As autoridades disseram que a banda foi investigada por suas “ações de apoio a uma causa política e hasteamento de uma bandeira estrangeira” durante o show e não poderá mais se apresentar em Singapura.
“A polícia considera graves atos que possam prejudicar a harmonia racial e religiosa em Singapura e insta o público, incluindo estrangeiros, a se abster de importar política estrangeira, pois isso pode minar nossa coesão social e o Estado de Direito”, disseram a polícia e a autoridade de mídia em um comunicado conjunto.
Cingapura não permite a exibição pública de emblemas nacionais estrangeiros sem autorização ou isenção, e a bandeira palestina é especialmente sensível devido à guerra em Gaza e à população muçulmana de Cingapura.
Em 2023, o Ministério do Interior declarou: “O conflito em curso entre Israel e o Hamas é uma questão delicada. Gostaríamos de desaconselhar a exibição e o uso público de artigos relacionados ao conflito, dada a elevada sensibilidade da população.”
“A paz e a harmonia entre diferentes raças e religiões em Singapura não devem ser dadas como certas, e não devemos permitir que eventos externos afetem essa paz e harmonia que temos em Singapura.”

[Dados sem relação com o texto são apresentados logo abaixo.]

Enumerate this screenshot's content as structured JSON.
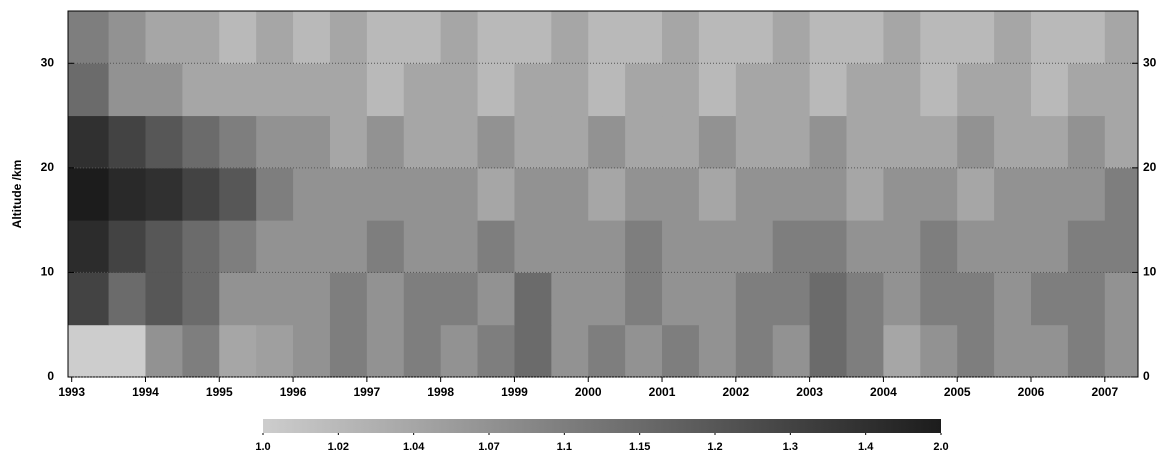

A população residente de Singapura é composta por 74% de chineses, 13,6% de malaios e 9% de indianos, com 3,3% classificados como outros. Cerca de 15% são muçulmanos.
O Massive Attack, formado em Bristol, no oeste da Inglaterra, em 1988, é conhecido por suas posições políticas contundentes, com vídeos exibidos durante seus shows destacando conflitos que vão desde a guerra entre EUA e Israel contra o Irã até o Sudão, Gaza e Ucrânia.
Nem a Lushington, organizadora do show, nem a banda responderam imediatamente a um pedido de comentário.